I think Wallace (1968) developed the ideas of hard and soft selection, as they relate to genetic load. He further explains the concept in Wallace (1975). As the idea was his, I'd go with Wallace's definition over Whitlock's. I haven't had time to watch the Whitlock video to see if they are saying more or less the same thing overall.

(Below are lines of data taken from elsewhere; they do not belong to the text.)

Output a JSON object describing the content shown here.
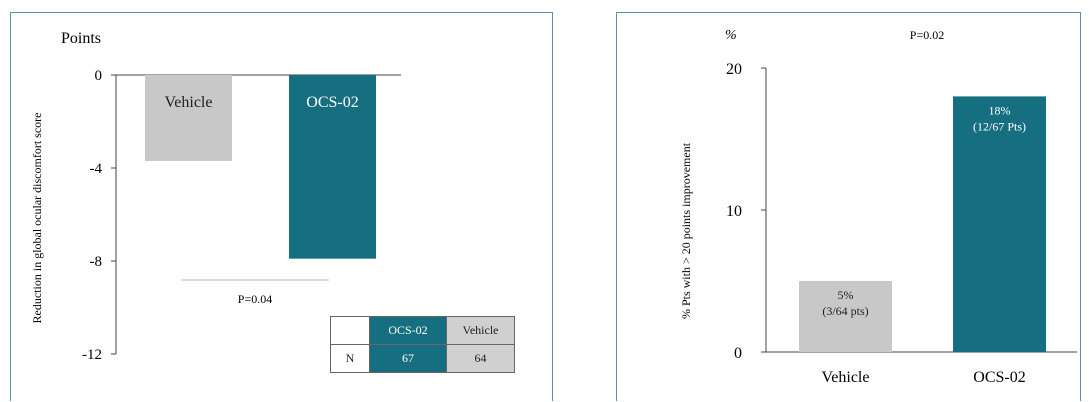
{
  "colors": {
    "vehicle": "#c8c8c8",
    "ocs": "#166f80",
    "axis": "#444444",
    "frame": "#5b93a3"
  },
  "chart_data": [
    {
      "type": "bar",
      "unit_label": "Points",
      "ylabel": "Reduction in global ocular discomfort score",
      "categories": [
        "Vehicle",
        "OCS-02"
      ],
      "values": [
        -3.7,
        -7.9
      ],
      "bar_labels": [
        "Vehicle",
        "OCS-02"
      ],
      "ylim": [
        -12,
        0
      ],
      "yticks": [
        0,
        -4,
        -8,
        -12
      ],
      "ytick_labels": [
        "0",
        "-4",
        "-8",
        "-12"
      ],
      "annotation": "P=0.04",
      "table": {
        "headers": [
          "OCS-02",
          "Vehicle"
        ],
        "row_label": "N",
        "values": [
          "67",
          "64"
        ]
      }
    },
    {
      "type": "bar",
      "unit_label": "%",
      "annotation": "P=0.02",
      "ylabel": "% Pts with > 20 points improvement",
      "categories": [
        "Vehicle",
        "OCS-02"
      ],
      "values": [
        5,
        18
      ],
      "bar_labels": [
        [
          "5%",
          "(3/64 pts)"
        ],
        [
          "18%",
          "(12/67 Pts)"
        ]
      ],
      "ylim": [
        0,
        20
      ],
      "yticks": [
        0,
        10,
        20
      ],
      "ytick_labels": [
        "0",
        "10",
        "20"
      ]
    }
  ]
}
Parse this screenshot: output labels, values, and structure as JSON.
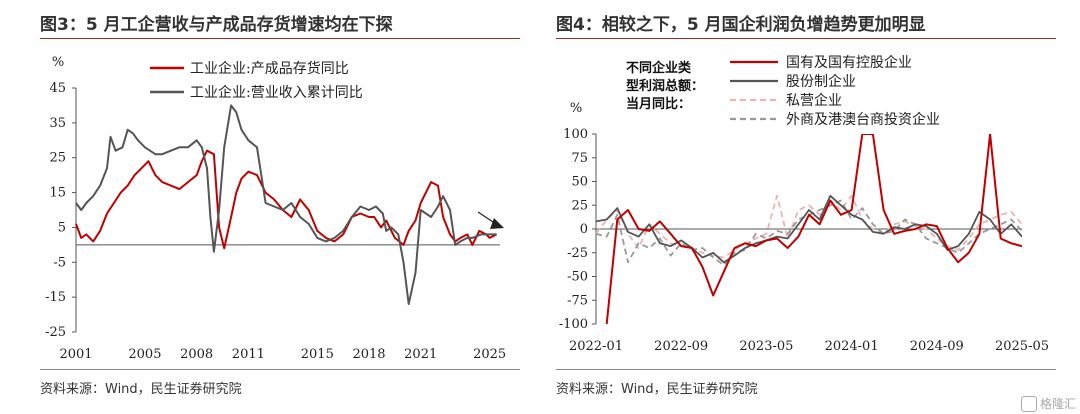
{
  "left": {
    "figure_title": "图3：5 月工企营收与产成品存货增速均在下探",
    "source": "资料来源：Wind，民生证券研究院"
  },
  "right": {
    "figure_title": "图4：相较之下，5 月国企利润负增趋势更加明显",
    "source": "资料来源：Wind，民生证券研究院"
  },
  "watermark": "格隆汇",
  "colors": {
    "red": "#c00000",
    "gray": "#555555",
    "lightpink": "#e8b4b4",
    "midgray": "#999999",
    "title_rule": "#9a2a2a"
  },
  "chart_data": [
    {
      "type": "line",
      "ylabel": "%",
      "ylim": [
        -25,
        45
      ],
      "yticks": [
        -25,
        -15,
        -5,
        5,
        15,
        25,
        35,
        45
      ],
      "xlim": [
        2001,
        2025.6
      ],
      "xticks": [
        2001,
        2005,
        2008,
        2011,
        2015,
        2018,
        2021,
        2025
      ],
      "legend_position": "top-left",
      "annotation": "down-arrow",
      "series": [
        {
          "name": "工业企业:产成品存货同比",
          "color": "#c00000",
          "x": [
            2001,
            2001.3,
            2001.6,
            2002,
            2002.4,
            2002.8,
            2003.2,
            2003.6,
            2004,
            2004.4,
            2004.8,
            2005.2,
            2005.6,
            2006,
            2006.5,
            2007,
            2007.5,
            2008,
            2008.3,
            2008.6,
            2009,
            2009.3,
            2009.6,
            2010,
            2010.3,
            2010.6,
            2011,
            2011.5,
            2012,
            2012.5,
            2013,
            2013.5,
            2014,
            2014.5,
            2015,
            2015.5,
            2016,
            2016.5,
            2017,
            2017.5,
            2018,
            2018.3,
            2018.7,
            2019,
            2019.5,
            2020,
            2020.3,
            2020.7,
            2021,
            2021.3,
            2021.6,
            2022,
            2022.3,
            2022.7,
            2023,
            2023.3,
            2023.7,
            2024,
            2024.4,
            2024.8,
            2025,
            2025.4
          ],
          "values": [
            6,
            2,
            3,
            1,
            4,
            9,
            12,
            15,
            17,
            20,
            22,
            24,
            20,
            18,
            17,
            16,
            18,
            20,
            24,
            27,
            26,
            5,
            -1,
            8,
            15,
            19,
            21,
            20,
            15,
            13,
            10,
            8,
            13,
            10,
            4,
            2,
            1,
            3,
            8,
            9,
            8,
            8,
            5,
            7,
            2,
            0,
            4,
            7,
            12,
            15,
            18,
            17,
            8,
            3,
            1,
            2,
            3,
            0,
            4,
            3,
            2,
            3
          ]
        },
        {
          "name": "工业企业:营业收入累计同比",
          "color": "#555555",
          "x": [
            2001,
            2001.3,
            2001.6,
            2002,
            2002.4,
            2002.8,
            2003,
            2003.3,
            2003.7,
            2004,
            2004.3,
            2004.6,
            2005,
            2005.3,
            2005.6,
            2006,
            2006.5,
            2007,
            2007.5,
            2008,
            2008.3,
            2008.6,
            2008.8,
            2009,
            2009.3,
            2009.6,
            2010,
            2010.3,
            2010.6,
            2011,
            2011.5,
            2012,
            2012.5,
            2013,
            2013.5,
            2014,
            2014.5,
            2015,
            2015.5,
            2016,
            2016.5,
            2017,
            2017.5,
            2018,
            2018.4,
            2018.8,
            2019,
            2019.3,
            2019.7,
            2020,
            2020.3,
            2020.7,
            2021,
            2021.3,
            2021.6,
            2022,
            2022.3,
            2022.7,
            2023,
            2023.3,
            2023.7,
            2024,
            2024.5,
            2025,
            2025.4
          ],
          "values": [
            12,
            10,
            12,
            14,
            17,
            22,
            31,
            27,
            28,
            33,
            32,
            30,
            28,
            27,
            26,
            26,
            27,
            28,
            28,
            30,
            28,
            22,
            8,
            -2,
            10,
            28,
            40,
            38,
            33,
            30,
            28,
            12,
            11,
            10,
            12,
            8,
            6,
            2,
            1,
            2,
            4,
            8,
            11,
            10,
            11,
            9,
            4,
            5,
            3,
            -5,
            -17,
            -8,
            10,
            9,
            8,
            11,
            14,
            10,
            0,
            1,
            2,
            2,
            3,
            3,
            3
          ]
        }
      ]
    },
    {
      "type": "line",
      "ylabel": "%",
      "ylim": [
        -100,
        100
      ],
      "yticks": [
        -100,
        -75,
        -50,
        -25,
        0,
        25,
        50,
        75,
        100
      ],
      "xticks": [
        "2022-01",
        "2022-09",
        "2023-05",
        "2024-01",
        "2024-09",
        "2025-05"
      ],
      "x_months": 41,
      "legend_position": "top-right",
      "legend_note": [
        "不同企业类",
        "型利润总额：",
        "当月同比："
      ],
      "series": [
        {
          "name": "国有及国有控股企业",
          "color": "#c00000",
          "style": "solid",
          "values": [
            null,
            -100,
            10,
            20,
            0,
            -2,
            8,
            -5,
            -18,
            -20,
            -40,
            -70,
            -45,
            -20,
            -15,
            -18,
            -12,
            -10,
            -20,
            -8,
            15,
            5,
            30,
            15,
            20,
            120,
            120,
            20,
            -5,
            -2,
            0,
            5,
            3,
            -20,
            -35,
            -25,
            -5,
            130,
            -10,
            -15,
            -18
          ]
        },
        {
          "name": "股份制企业",
          "color": "#555555",
          "style": "solid",
          "values": [
            8,
            10,
            22,
            -3,
            -8,
            5,
            -15,
            -18,
            -12,
            -20,
            -30,
            -25,
            -35,
            -28,
            -20,
            -15,
            -12,
            -8,
            -10,
            5,
            20,
            10,
            35,
            25,
            15,
            10,
            -3,
            -5,
            2,
            0,
            5,
            3,
            -5,
            -22,
            -18,
            -5,
            18,
            10,
            -5,
            5,
            -8
          ]
        },
        {
          "name": "私营企业",
          "color": "#e8b4b4",
          "style": "dashed",
          "values": [
            -5,
            10,
            20,
            -5,
            -20,
            5,
            -5,
            -15,
            -18,
            -20,
            -25,
            -28,
            -30,
            -22,
            -15,
            -10,
            -5,
            35,
            -10,
            20,
            25,
            15,
            30,
            20,
            35,
            10,
            0,
            -5,
            5,
            8,
            3,
            0,
            -10,
            -18,
            -22,
            -10,
            5,
            10,
            15,
            18,
            5
          ]
        },
        {
          "name": "外商及港澳台商投资企业",
          "color": "#999999",
          "style": "dashed",
          "values": [
            -5,
            -8,
            15,
            -35,
            -15,
            -20,
            -10,
            -28,
            -15,
            -22,
            -20,
            -30,
            -38,
            -25,
            -22,
            -5,
            -10,
            -2,
            -5,
            10,
            15,
            20,
            25,
            30,
            10,
            22,
            5,
            -5,
            -2,
            10,
            5,
            -10,
            -15,
            -20,
            -25,
            -15,
            -5,
            0,
            5,
            10,
            -2
          ]
        }
      ]
    }
  ]
}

Consider a hypothetical population of individuals, each with 1000 loci (I'm basing example and ideas on an example given by Ridley 2004, pgs. 162-167). Heterozygotes at each locus has the greatest fitness (heterozygote advantage). Homozygotes at any locus will have reduced fitness. Therefore, the fitness of each genotype is given as:
AA: $1-s_{AA}$
Aa: $1$
aa: $1-s_{aa}$
Even if every individual in the population at time zero was heterozygous at each locus, Mendelian inheritance ensures that no individuals will be heterozygous at all loci after the second generation. Assume that fitness reduction at each homozygous locus is just 1%. Given that well over half of the loci will be homozygous, fitness of those individuals will be reduced to 0. They will die before reproducing. This is hard selection. If hard selection of this magnitude occurred in a population, then extinction would occur. This is what Wallace (in your link) is saying. This mortality due to the genetic load is added to the normal background mortality.
Soft selection compares the fitness of an individual to the genotype with the greatest fitness in the population, even if that genotype does not the theoretical optimum fitness. Soft selection replaces some of the background mortality with selective mortality, so the population size is not decreased overall.
Literature Cited
Ridley, M. 2004. Evolution. 3rd ed. Blackwell Publishing, Malden, Massachusetts, USA.
Wallace, B. 1968. Polymorphism, population size, and genetic load. pp. 87-108 in R.C. Lewontin, ed. Population biology and evolution. Syracuse University Press, Syracuse, New York, USA.
Wallace, B. 1975. Hard and soft selection revisited. Evolution 29: 465-473.